I’ve had depression for almost 8 years and it has gotten so much worse and all that is left of me and my emotions is this clawing numbness that I can’t stand and I hate and I don’t know what to do anymore. I struggle to get myself out of bed in the morning, I don’t go outside anymore like I used to, I quit clubs that I used to really enjoy and gave up hobbies that used to give me so much joy. I just don’t see the point in anything anymore and I can’t handle it. I’m on medication and I have therapists but none of it really seems to be helping. I just want to feel something again. For years I self harmed but I’m trying so hard to stop but it’s the only way that I can feel and I can’t handle how close I keep getting to relapsing. Is there any way that I can just feel something again? Just anything? Just for a moment.

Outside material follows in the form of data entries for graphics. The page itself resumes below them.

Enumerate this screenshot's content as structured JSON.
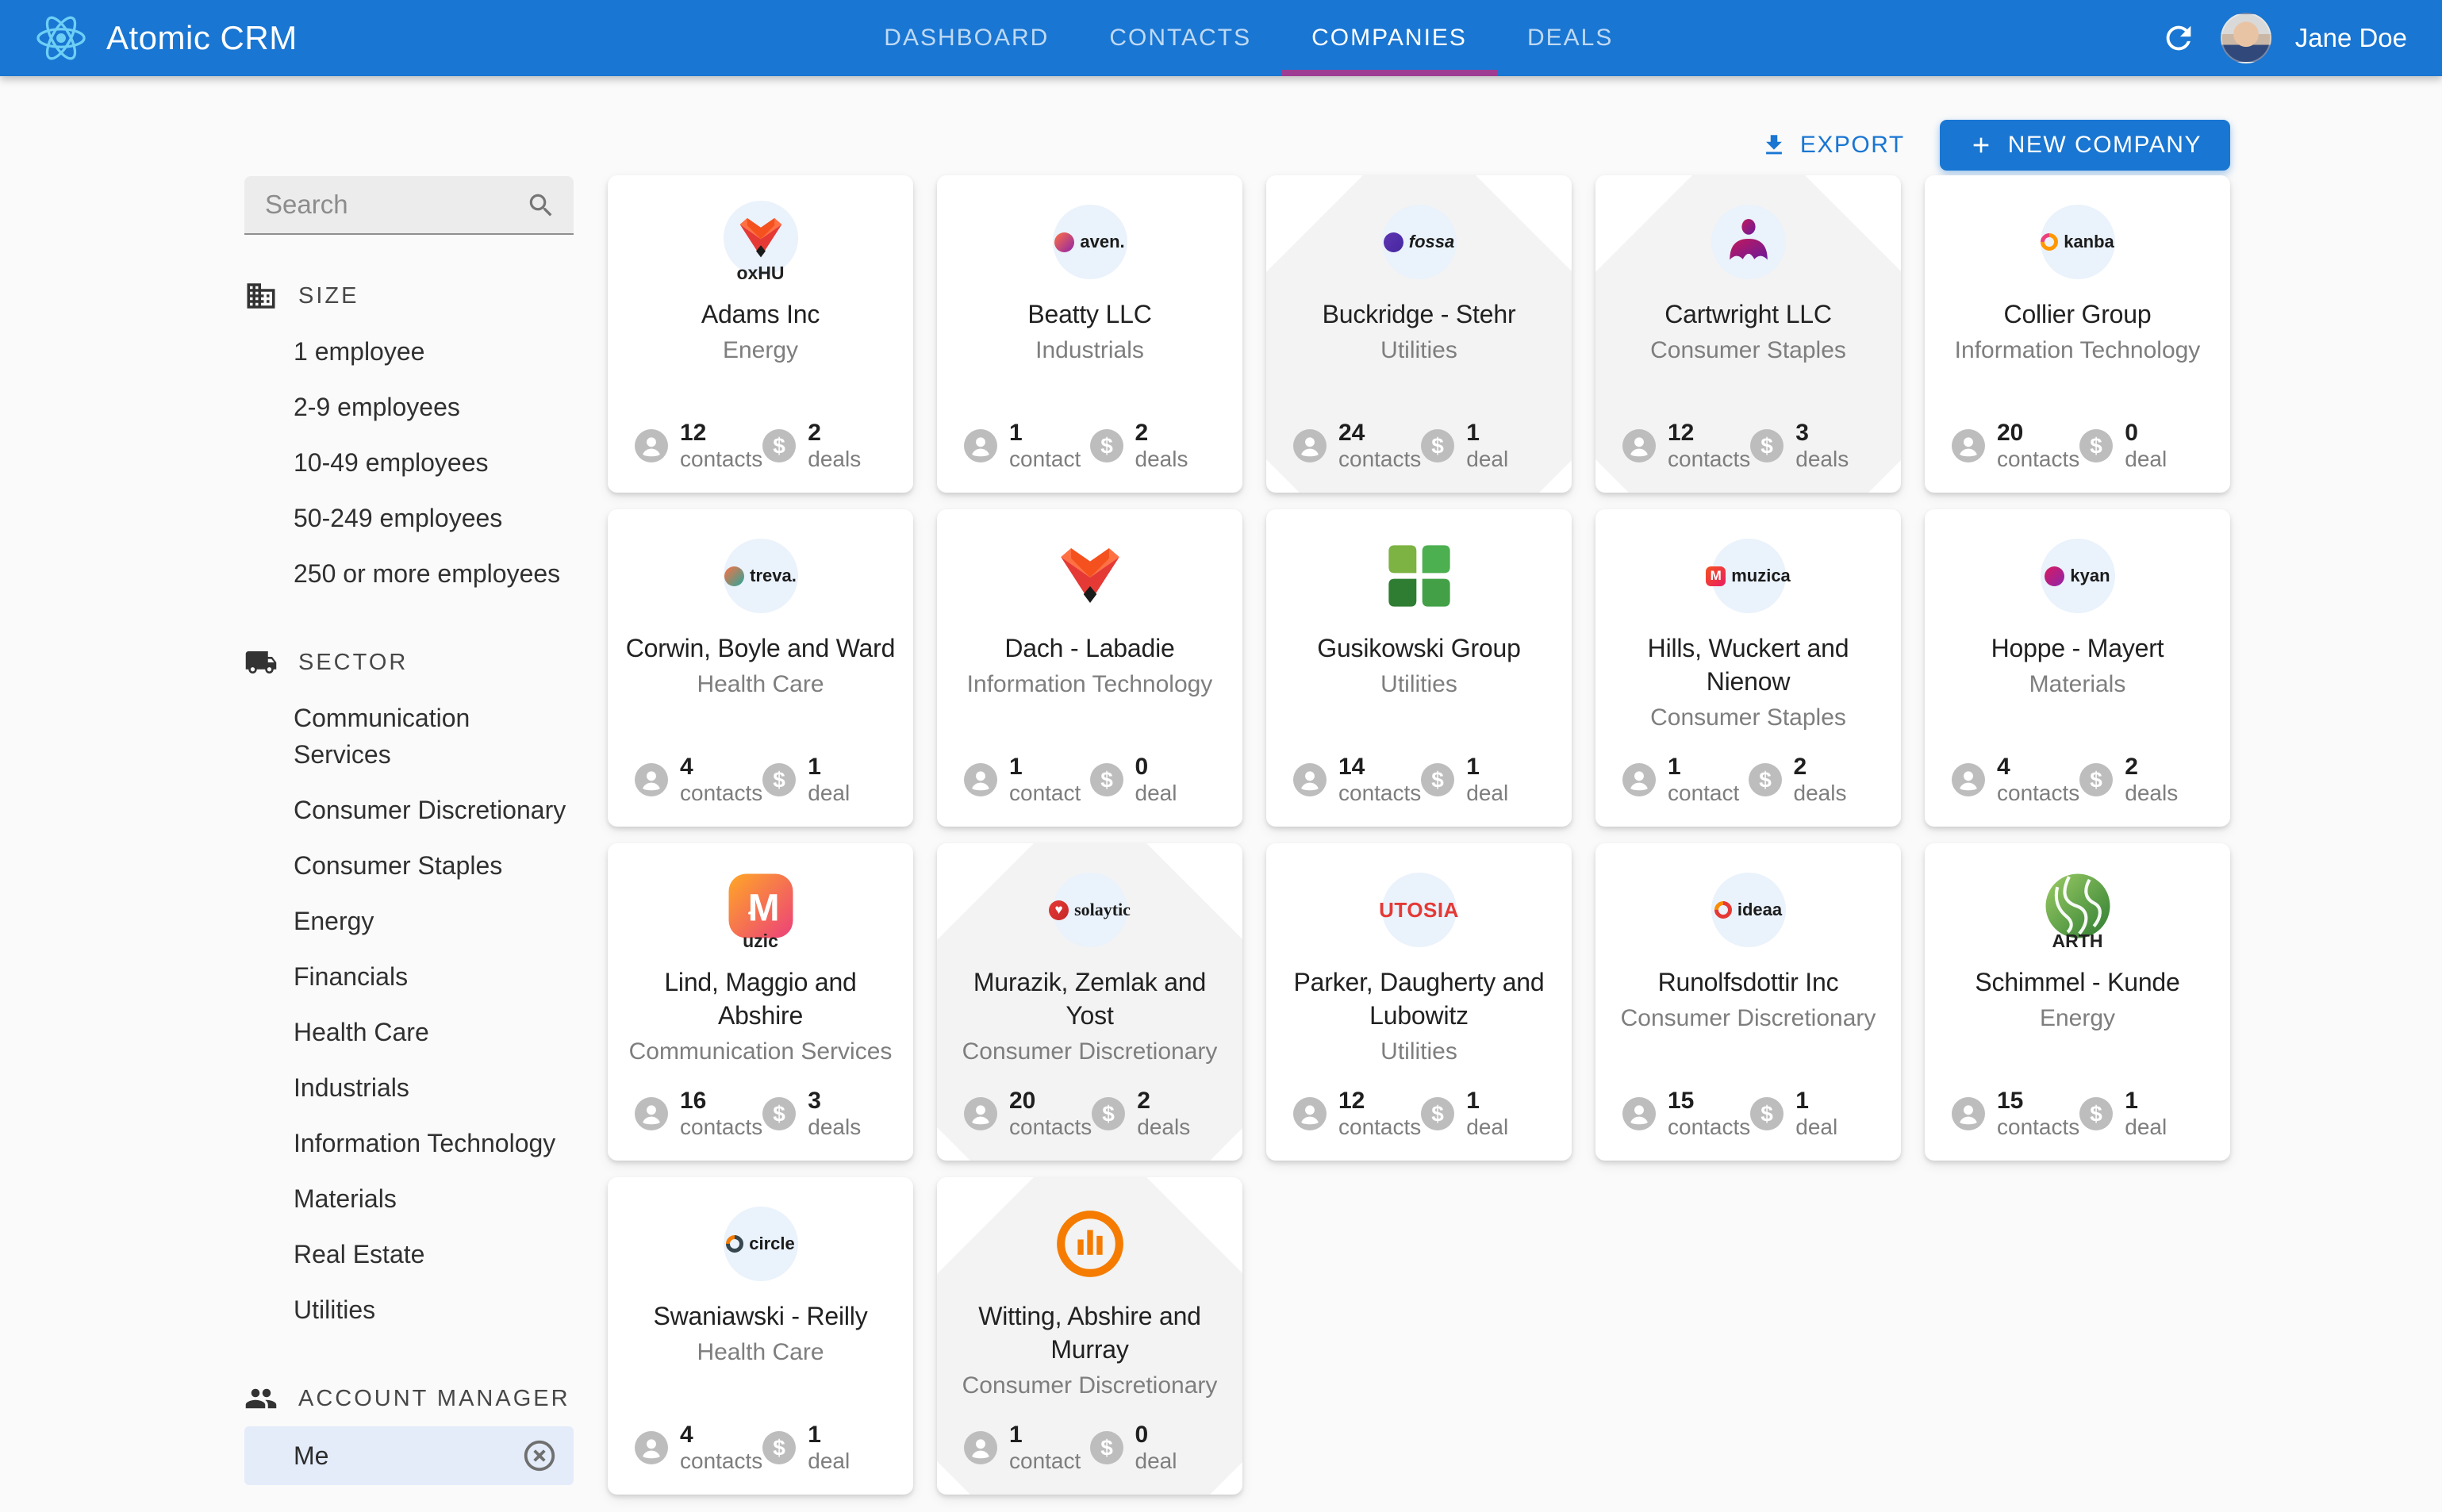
{
  "header": {
    "app_title": "Atomic CRM",
    "tabs": [
      {
        "label": "DASHBOARD",
        "active": false
      },
      {
        "label": "CONTACTS",
        "active": false
      },
      {
        "label": "COMPANIES",
        "active": true
      },
      {
        "label": "DEALS",
        "active": false
      }
    ],
    "user_name": "Jane Doe"
  },
  "toolbar": {
    "export_label": "EXPORT",
    "new_company_label": "NEW COMPANY"
  },
  "sidebar": {
    "search_placeholder": "Search",
    "sections": [
      {
        "title": "SIZE",
        "icon": "building-icon",
        "items": [
          {
            "label": "1 employee"
          },
          {
            "label": "2-9 employees"
          },
          {
            "label": "10-49 employees"
          },
          {
            "label": "50-249 employees"
          },
          {
            "label": "250 or more employees"
          }
        ]
      },
      {
        "title": "SECTOR",
        "icon": "truck-icon",
        "items": [
          {
            "label": "Communication Services"
          },
          {
            "label": "Consumer Discretionary"
          },
          {
            "label": "Consumer Staples"
          },
          {
            "label": "Energy"
          },
          {
            "label": "Financials"
          },
          {
            "label": "Health Care"
          },
          {
            "label": "Industrials"
          },
          {
            "label": "Information Technology"
          },
          {
            "label": "Materials"
          },
          {
            "label": "Real Estate"
          },
          {
            "label": "Utilities"
          }
        ]
      },
      {
        "title": "ACCOUNT MANAGER",
        "icon": "people-icon",
        "items": [
          {
            "label": "Me",
            "selected": true,
            "clearable": true
          }
        ]
      }
    ]
  },
  "companies": [
    {
      "name": "Adams Inc",
      "sector": "Energy",
      "contacts": {
        "value": "12",
        "label": "contacts"
      },
      "deals": {
        "value": "2",
        "label": "deals"
      },
      "logo": {
        "kind": "emblem",
        "emblem": "fox",
        "badge": true,
        "sub": "oxHU"
      },
      "watermark": false
    },
    {
      "name": "Beatty LLC",
      "sector": "Industrials",
      "contacts": {
        "value": "1",
        "label": "contact"
      },
      "deals": {
        "value": "2",
        "label": "deals"
      },
      "logo": {
        "kind": "wordmark",
        "text": "aven.",
        "dot": {
          "colors": [
            "#ff7043",
            "#8e24aa"
          ]
        }
      },
      "watermark": false
    },
    {
      "name": "Buckridge - Stehr",
      "sector": "Utilities",
      "contacts": {
        "value": "24",
        "label": "contacts"
      },
      "deals": {
        "value": "1",
        "label": "deal"
      },
      "logo": {
        "kind": "wordmark",
        "text": "fossa",
        "text_style": "italic",
        "dot": {
          "colors": [
            "#5e35b1",
            "#4527a0"
          ]
        }
      },
      "watermark": true
    },
    {
      "name": "Cartwright LLC",
      "sector": "Consumer Staples",
      "contacts": {
        "value": "12",
        "label": "contacts"
      },
      "deals": {
        "value": "3",
        "label": "deals"
      },
      "logo": {
        "kind": "emblem",
        "emblem": "person",
        "badge": true
      },
      "watermark": true
    },
    {
      "name": "Collier Group",
      "sector": "Information Technology",
      "contacts": {
        "value": "20",
        "label": "contacts"
      },
      "deals": {
        "value": "0",
        "label": "deal"
      },
      "logo": {
        "kind": "wordmark",
        "text": "kanba",
        "dot": {
          "colors": [
            "#ec407a",
            "#ff9800"
          ],
          "ring": true
        }
      },
      "watermark": false
    },
    {
      "name": "Corwin, Boyle and Ward",
      "sector": "Health Care",
      "contacts": {
        "value": "4",
        "label": "contacts"
      },
      "deals": {
        "value": "1",
        "label": "deal"
      },
      "logo": {
        "kind": "wordmark",
        "text": "treva.",
        "dot": {
          "colors": [
            "#ff7043",
            "#26a69a"
          ]
        }
      },
      "watermark": false
    },
    {
      "name": "Dach - Labadie",
      "sector": "Information Technology",
      "contacts": {
        "value": "1",
        "label": "contact"
      },
      "deals": {
        "value": "0",
        "label": "deal"
      },
      "logo": {
        "kind": "emblem",
        "emblem": "fox",
        "badge": false
      },
      "watermark": false
    },
    {
      "name": "Gusikowski Group",
      "sector": "Utilities",
      "contacts": {
        "value": "14",
        "label": "contacts"
      },
      "deals": {
        "value": "1",
        "label": "deal"
      },
      "logo": {
        "kind": "emblem",
        "emblem": "clover",
        "badge": false
      },
      "watermark": false
    },
    {
      "name": "Hills, Wuckert and Nienow",
      "sector": "Consumer Staples",
      "contacts": {
        "value": "1",
        "label": "contact"
      },
      "deals": {
        "value": "2",
        "label": "deals"
      },
      "logo": {
        "kind": "wordmark",
        "text": "muzica",
        "dot": {
          "colors": [
            "#f4511e",
            "#e91e63"
          ],
          "shape": "squircle",
          "char": "M"
        }
      },
      "watermark": false
    },
    {
      "name": "Hoppe - Mayert",
      "sector": "Materials",
      "contacts": {
        "value": "4",
        "label": "contacts"
      },
      "deals": {
        "value": "2",
        "label": "deals"
      },
      "logo": {
        "kind": "wordmark",
        "text": "kyan",
        "dot": {
          "colors": [
            "#d81b60",
            "#8e24aa"
          ]
        }
      },
      "watermark": false
    },
    {
      "name": "Lind, Maggio and Abshire",
      "sector": "Communication Services",
      "contacts": {
        "value": "16",
        "label": "contacts"
      },
      "deals": {
        "value": "3",
        "label": "deals"
      },
      "logo": {
        "kind": "emblem",
        "emblem": "muzica",
        "badge": false,
        "sub": "uzic"
      },
      "watermark": false
    },
    {
      "name": "Murazik, Zemlak and Yost",
      "sector": "Consumer Discretionary",
      "contacts": {
        "value": "20",
        "label": "contacts"
      },
      "deals": {
        "value": "2",
        "label": "deals"
      },
      "logo": {
        "kind": "wordmark",
        "text": "solaytic",
        "text_style": "serif",
        "dot": {
          "colors": [
            "#e53935",
            "#c62828"
          ],
          "char": "♥"
        }
      },
      "watermark": true
    },
    {
      "name": "Parker, Daugherty and Lubowitz",
      "sector": "Utilities",
      "contacts": {
        "value": "12",
        "label": "contacts"
      },
      "deals": {
        "value": "1",
        "label": "deal"
      },
      "logo": {
        "kind": "wordmark",
        "text": "UTOSIA",
        "text_style": "red-bold"
      },
      "watermark": false
    },
    {
      "name": "Runolfsdottir Inc",
      "sector": "Consumer Discretionary",
      "contacts": {
        "value": "15",
        "label": "contacts"
      },
      "deals": {
        "value": "1",
        "label": "deal"
      },
      "logo": {
        "kind": "wordmark",
        "text": "ideaa",
        "dot": {
          "colors": [
            "#fb8c00",
            "#e53935"
          ],
          "ring": true
        }
      },
      "watermark": false
    },
    {
      "name": "Schimmel - Kunde",
      "sector": "Energy",
      "contacts": {
        "value": "15",
        "label": "contacts"
      },
      "deals": {
        "value": "1",
        "label": "deal"
      },
      "logo": {
        "kind": "emblem",
        "emblem": "globe",
        "badge": false,
        "sub": "ARTH"
      },
      "watermark": false
    },
    {
      "name": "Swaniawski - Reilly",
      "sector": "Health Care",
      "contacts": {
        "value": "4",
        "label": "contacts"
      },
      "deals": {
        "value": "1",
        "label": "deal"
      },
      "logo": {
        "kind": "wordmark",
        "text": "circle",
        "dot": {
          "colors": [
            "#f57c00",
            "#37474f"
          ],
          "ring": true
        }
      },
      "watermark": false
    },
    {
      "name": "Witting, Abshire and Murray",
      "sector": "Consumer Discretionary",
      "contacts": {
        "value": "1",
        "label": "contact"
      },
      "deals": {
        "value": "0",
        "label": "deal"
      },
      "logo": {
        "kind": "emblem",
        "emblem": "chart",
        "badge": false
      },
      "watermark": true
    }
  ],
  "colors": {
    "appbar": "#1976d2",
    "tab_indicator": "#9d3c92",
    "link": "#1976d2",
    "selected_filter_bg": "#e4ecfa",
    "stat_icon_gray": "#bdbdbd",
    "page_bg": "#fafafa"
  }
}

Most psychological problems tend to present with their solution. The answers are just elusive because people are willing to lie to themselves to avoid their problems.

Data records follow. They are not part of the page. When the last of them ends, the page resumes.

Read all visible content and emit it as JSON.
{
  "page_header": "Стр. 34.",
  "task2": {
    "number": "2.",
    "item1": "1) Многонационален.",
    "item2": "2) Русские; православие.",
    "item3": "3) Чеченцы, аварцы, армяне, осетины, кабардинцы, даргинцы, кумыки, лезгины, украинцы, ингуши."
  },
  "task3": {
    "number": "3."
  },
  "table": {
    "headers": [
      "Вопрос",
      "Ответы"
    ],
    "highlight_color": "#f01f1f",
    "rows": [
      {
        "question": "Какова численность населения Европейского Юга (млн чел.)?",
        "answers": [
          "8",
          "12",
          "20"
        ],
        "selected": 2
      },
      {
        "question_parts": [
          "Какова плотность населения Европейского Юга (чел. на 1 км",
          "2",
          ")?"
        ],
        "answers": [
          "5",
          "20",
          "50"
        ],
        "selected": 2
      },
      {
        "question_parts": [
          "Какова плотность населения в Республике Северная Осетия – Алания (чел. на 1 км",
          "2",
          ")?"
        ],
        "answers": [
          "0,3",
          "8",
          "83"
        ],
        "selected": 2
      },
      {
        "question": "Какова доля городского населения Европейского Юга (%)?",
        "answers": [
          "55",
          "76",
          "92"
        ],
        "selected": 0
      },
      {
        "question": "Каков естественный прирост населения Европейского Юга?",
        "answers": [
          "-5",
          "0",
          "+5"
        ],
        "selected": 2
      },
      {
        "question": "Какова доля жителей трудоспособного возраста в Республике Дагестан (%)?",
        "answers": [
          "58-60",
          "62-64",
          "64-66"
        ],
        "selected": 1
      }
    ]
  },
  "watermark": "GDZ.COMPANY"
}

Too angry, depressed? Identify your triggers and whether you're thinking straight about what angers or depresses you.
It takes some effort, but you can identify what triggers your depression. Often, when you try to think about what depresses you when you are in a depressed state, the thoughts just don't come, and that's okay. Be patient with yourself. The answers will come as long as you don't stop asking "What is really bothering me?" You'll find that your brain tends to answer the question before it remembers to cover it up.
maybe its the drugs idk but i got depressed and started doing drugs and it just left me feeling numb so i started doing dangerous things to feel one day i messed up my face and had surgery to fix my nose after that i stopped doing drugs and at first it sucked really bad then i started to feel again im still depressed but at least i can feel again i thought feeling numb is better then feeling pain i was wrong
Write it all down, ink on paper.
Every last bit.If there is anyone to go to show them this side of your life.Your fighting gravity and you need a jet-pack.
Your fighting depression and you need a friend that will go through it with you.If you need somebody to talk to, to vent to, we are all here.